The Merovingian knot, or the Ediety knot, is a necktie knot characterized by its inverted structure and layered appearance. It gained popular recognition after being worn by the character known as the Merovingian in the film The Matrix Reloaded, part of The Matrix franchise. The knot is notable for its unconventional tying method, in which the narrow end of the tie is used to construct the knot rather than the wide end.

== History ==
The knot became more known following the 2003 release of The Matrix Reloaded, where it was worn by the character the Merovingian.
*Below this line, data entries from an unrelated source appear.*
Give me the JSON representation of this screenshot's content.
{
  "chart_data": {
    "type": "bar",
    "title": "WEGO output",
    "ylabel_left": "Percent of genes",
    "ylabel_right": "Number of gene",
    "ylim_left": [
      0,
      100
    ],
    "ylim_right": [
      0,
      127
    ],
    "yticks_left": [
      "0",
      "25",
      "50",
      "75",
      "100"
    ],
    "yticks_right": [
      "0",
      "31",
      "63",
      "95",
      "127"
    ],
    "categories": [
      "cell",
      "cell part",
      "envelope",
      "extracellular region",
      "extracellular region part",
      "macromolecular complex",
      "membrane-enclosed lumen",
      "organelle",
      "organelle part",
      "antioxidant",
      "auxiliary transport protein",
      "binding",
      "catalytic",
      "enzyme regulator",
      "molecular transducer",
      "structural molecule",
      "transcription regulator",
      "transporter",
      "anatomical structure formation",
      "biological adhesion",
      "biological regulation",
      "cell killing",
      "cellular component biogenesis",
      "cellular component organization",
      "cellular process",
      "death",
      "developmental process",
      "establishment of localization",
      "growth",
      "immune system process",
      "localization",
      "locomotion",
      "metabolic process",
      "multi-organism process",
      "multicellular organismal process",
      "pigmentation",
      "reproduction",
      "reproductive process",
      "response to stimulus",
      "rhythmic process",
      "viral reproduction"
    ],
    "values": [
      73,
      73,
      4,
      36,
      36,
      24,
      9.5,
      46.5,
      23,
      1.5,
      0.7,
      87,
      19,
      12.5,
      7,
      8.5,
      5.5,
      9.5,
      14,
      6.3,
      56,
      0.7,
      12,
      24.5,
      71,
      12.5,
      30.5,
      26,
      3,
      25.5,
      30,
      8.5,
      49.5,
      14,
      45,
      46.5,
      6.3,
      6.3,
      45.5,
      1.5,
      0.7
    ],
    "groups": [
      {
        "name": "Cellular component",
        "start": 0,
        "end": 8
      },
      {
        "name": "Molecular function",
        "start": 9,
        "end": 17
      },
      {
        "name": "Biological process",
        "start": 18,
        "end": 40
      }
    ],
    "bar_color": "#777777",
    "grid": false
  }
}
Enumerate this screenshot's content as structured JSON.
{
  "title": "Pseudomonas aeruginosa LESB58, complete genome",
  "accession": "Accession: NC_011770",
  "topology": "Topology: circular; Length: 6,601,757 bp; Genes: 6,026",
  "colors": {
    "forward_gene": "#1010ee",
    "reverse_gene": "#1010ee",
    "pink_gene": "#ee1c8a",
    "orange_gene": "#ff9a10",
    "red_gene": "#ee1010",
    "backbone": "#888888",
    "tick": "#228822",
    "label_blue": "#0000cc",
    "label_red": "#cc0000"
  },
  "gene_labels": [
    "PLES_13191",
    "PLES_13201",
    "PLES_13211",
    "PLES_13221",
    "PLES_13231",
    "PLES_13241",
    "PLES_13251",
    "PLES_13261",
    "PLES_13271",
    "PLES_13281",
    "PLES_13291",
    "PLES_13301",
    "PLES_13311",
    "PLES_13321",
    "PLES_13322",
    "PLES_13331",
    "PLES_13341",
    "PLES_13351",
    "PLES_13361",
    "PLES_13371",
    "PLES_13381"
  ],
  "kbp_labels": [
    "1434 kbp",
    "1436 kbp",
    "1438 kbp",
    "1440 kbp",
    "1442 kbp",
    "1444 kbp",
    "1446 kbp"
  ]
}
Although sometimes described as a modern variation of the Windsor knot, the Merovingian knot is structurally distinct due to its reversed tying technique and its use of the narrow blade as the active end.

== Characteristics ==
The Merovingian knot is distinguished by:

1. An inside-out construction method
2. A narrow end that remains visible and wraps around the front
3. A layered, slightly asymmetrical appearance
4. A relatively small, compact knot size

== Tying method ==
To tie the Merovingian knot:

Drape the tie around the neck with the wide end shorter than the narrow end.

1. Cross the narrow end over the wide end.
2. Wrap the narrow end behind and through the neck loop.
3. Pass the narrow end across the front and up through the loop again.
4. Tuck the narrow end downward through the front horizontal band.
5. Adjust and tighten carefully to shape the knot.

Because the knot is tied with the narrow end, additional adjustment may be required to ensure the wide blade reaches the proper length.